Pour ce qui est du match de dimanche, ce sont les prévisions météorologiques d’hier — Un glacial après-midi de -10 oC, accompagné de vents importants —, qui retenaient l’attention des joueurs dans les deux vestiaires.

«On espère encore que la température va changer. En ce moment, ce n’est pas en notre faveur. Depuis une semaine, la météo est devenue le sujet de conversation préféré dans la chambre. On n’a pas vraiment reçu une bonne nouvelle aujourd’hui, mais les conditions vont être les mêmes pour les deux équipes», a noté Tanguay.

Dans les coulisses de la Classique Héritage:

• L’homme le plus en demande? Le gérant de l’équipement du Canadien, Pierre Gervais qui, en raison de son inestimable expérience de 2003, doit répondre autant aux questions des joueurs qu’à celles des journalistes…

• Le capitaine des Flames, Jarome Iginla: «Je suis vraiment emballé par l’événement, mais à -10 oC, c’est un petit peu moins emballant. Avec un peu de chance, les prédictions ont encore le temps de changer. Autrement, j’aime beaucoup nos uniformes, mais je ne suis pas vraiment certain des pantalons crème»…

• Coéquipiers chez les Wolverines lors de la «Cold War», un match extérieur qui avait opposé Michigan State University à l’Université du Michigan le 6 octobre 2001 (et n’avait pas fait de maître avec un verdict de 3-3), les attaquants David Moss (Calgary) et Michael Cammalleri (Montréal), de retour au jeu dimanche, seront rivaux lors de la 2e Classique Héritage. «C’est vrai! Je devrai lui faire face cette fois!» a réalisé Cammalleri…

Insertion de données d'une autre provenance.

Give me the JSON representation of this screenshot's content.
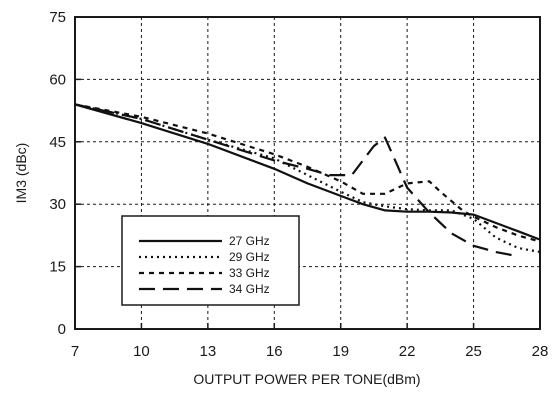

• L’entraîneur des Flames Brent Sutter a comparé les conditions auxquelles feront face les deux équipes à un «match de baseball» commençant sous le soleil et se terminant sous les réflecteurs. Le pilote n’a par ailleurs pas voulu révéler si, à l’instar de son équipe, il adopterait un look rétro pour la rencontre. «Vous vous demandez  si je vais porter un habit crème avec des rayures rouges et jaunes?» a-t-il ironisé, avant de conseiller aux journalistes de «s’habiller chaudement»…

• Le défenseur P.K. Subban a raconté que lorsqu’il jouait dehors, enfant, et qu’il se gelait les pieds, son père le réchauffait en le faisant monter dans sa voiture, en lui retirant ses bottes et en lui massant les pieds. «Il ne devrait rien se passer de tout ça dimanche», a cependant rassuré le 76, avec un sourire gêné.